The day of the Lord is coming quickly. Make room in your life so you can encourage your brothers and sisters every day. Keep encouraging and

  • Keep building one another up

For months now we have been building a building. We’ve torn stuff down, leveled stuff out, laid a foundation, and built walls. We are building a building. I want to remind you that the reason we are building that building is so that we can build one another up. Particularly, our goal is to build up the next generation with the truth of Jesus. I’m going to again state the obvious: we need money. Maybe you can write a big check. 23,000 dollars would pay for the septic system we need. Maybe you can give a few dollars. An electric outlet costs about a dollar and we need those too. My point is we need every member to do what they can to finish this building. Thankfully, this work of building a building is temporary. We’ll soon be done hauling lumber and swinging hammers.

But Mambrino Baptist Church will never be done investing in and helping one another follow Jesus. There are only two ways to get out of making disciples in this church. The first way out is the grave and the second way out is the return of Christ. Seeing that you’re not dead and Jesus has not returned, we have work to do. We must proclaim the Lord’s death until he comes.

In the Lord’s Supper we remember that Jesus died for us so that we can live with him. The Lord’s Supper is for believers. The Lord’s Supper is for those who have been baptized. The Lord’s Supper is for those wounded warriors who need the reminder of God’s promise of salvation through our Lord Jesus Christ.

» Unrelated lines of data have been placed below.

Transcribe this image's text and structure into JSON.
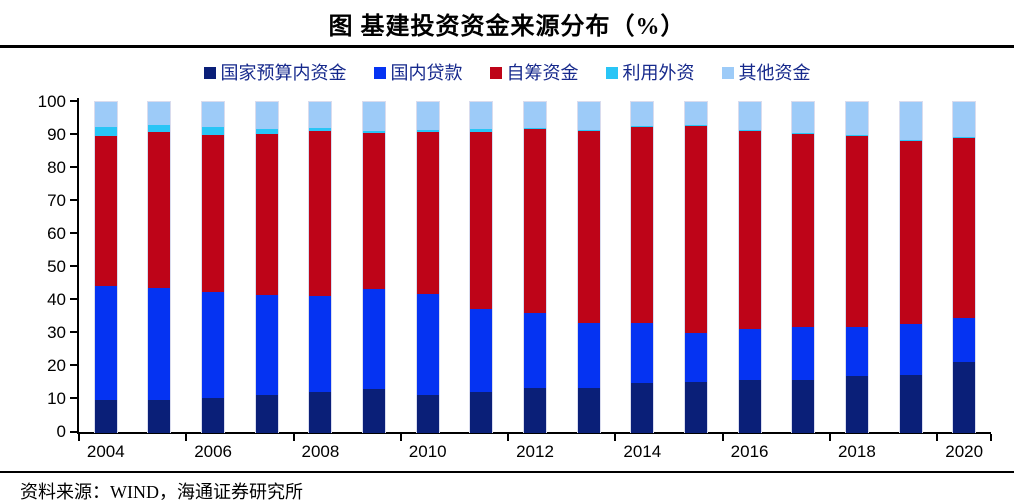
{
  "title": "图 基建投资资金来源分布（%）",
  "source": "资料来源：WIND，海通证券研究所",
  "colors": {
    "budget_funds": "#0a1f78",
    "domestic_loans": "#0533f2",
    "self_raised": "#be0418",
    "foreign_capital": "#29c5f6",
    "other_funds": "#9dcbf8",
    "legend_text": "#16298c",
    "axis": "#000000"
  },
  "chart_data": {
    "type": "bar",
    "stacked": true,
    "title": "图 基建投资资金来源分布（%）",
    "xlabel": "",
    "ylabel": "",
    "ylim": [
      0,
      100
    ],
    "ytick_step": 10,
    "ytick_labels": [
      "0",
      "10",
      "20",
      "30",
      "40",
      "50",
      "60",
      "70",
      "80",
      "90",
      "100"
    ],
    "grid": false,
    "legend_position": "top",
    "categories": [
      "2004",
      "2005",
      "2006",
      "2007",
      "2008",
      "2009",
      "2010",
      "2011",
      "2012",
      "2013",
      "2014",
      "2015",
      "2016",
      "2017",
      "2018",
      "2019",
      "2020"
    ],
    "x_axis_labels": [
      "2004",
      "2006",
      "2008",
      "2010",
      "2012",
      "2014",
      "2016",
      "2018",
      "2020"
    ],
    "series": [
      {
        "name": "国家预算内资金",
        "color": "#0a1f78",
        "values": [
          9.8,
          9.9,
          10.3,
          11.3,
          12.3,
          13.1,
          11.5,
          12.3,
          13.6,
          13.4,
          14.9,
          15.3,
          15.9,
          15.9,
          17.2,
          17.4,
          21.2
        ]
      },
      {
        "name": "国内贷款",
        "color": "#0533f2",
        "values": [
          34.5,
          33.7,
          32.1,
          30.3,
          29.1,
          30.3,
          30.4,
          25.2,
          22.5,
          19.7,
          18.1,
          14.8,
          15.4,
          15.9,
          14.8,
          15.4,
          13.3
        ]
      },
      {
        "name": "自筹资金",
        "color": "#be0418",
        "values": [
          45.5,
          47.4,
          47.6,
          48.7,
          49.7,
          47.1,
          48.9,
          53.5,
          55.7,
          58.2,
          59.5,
          62.9,
          60.0,
          58.7,
          58.0,
          55.7,
          54.8
        ]
      },
      {
        "name": "利用外资",
        "color": "#29c5f6",
        "values": [
          2.6,
          2.0,
          2.3,
          1.5,
          0.9,
          0.8,
          0.7,
          0.8,
          0.3,
          0.3,
          0.2,
          0.1,
          0.2,
          0.1,
          0.1,
          0.1,
          0.1
        ]
      },
      {
        "name": "其他资金",
        "color": "#9dcbf8",
        "values": [
          7.6,
          7.0,
          7.7,
          8.2,
          8.0,
          8.7,
          8.5,
          8.2,
          7.9,
          8.4,
          7.3,
          6.9,
          8.5,
          9.4,
          9.9,
          11.4,
          10.6
        ]
      }
    ]
  }
}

Think for a moment about how you can encourage us through the Lord’s Supper. Maybe you need to get up and go pray with a brother or sister. Maybe the simple act of you eating and drinking will encourage us because we see that we do not fight alone.

Think for a moment about how you can build up the church. Maybe you need to write a note to a member this afternoon or set up a meeting this week.

In preparation for the Lord’s Supper we are going to stand together to pray for, encourage, and build one another up. Karol and Janie are going to play one verse and while they play, do what you need to do. Pastor Jay and I will stand down front. Pastor Aaron will be in the back. We would love to pray with you. Let’s stand and let’s pray.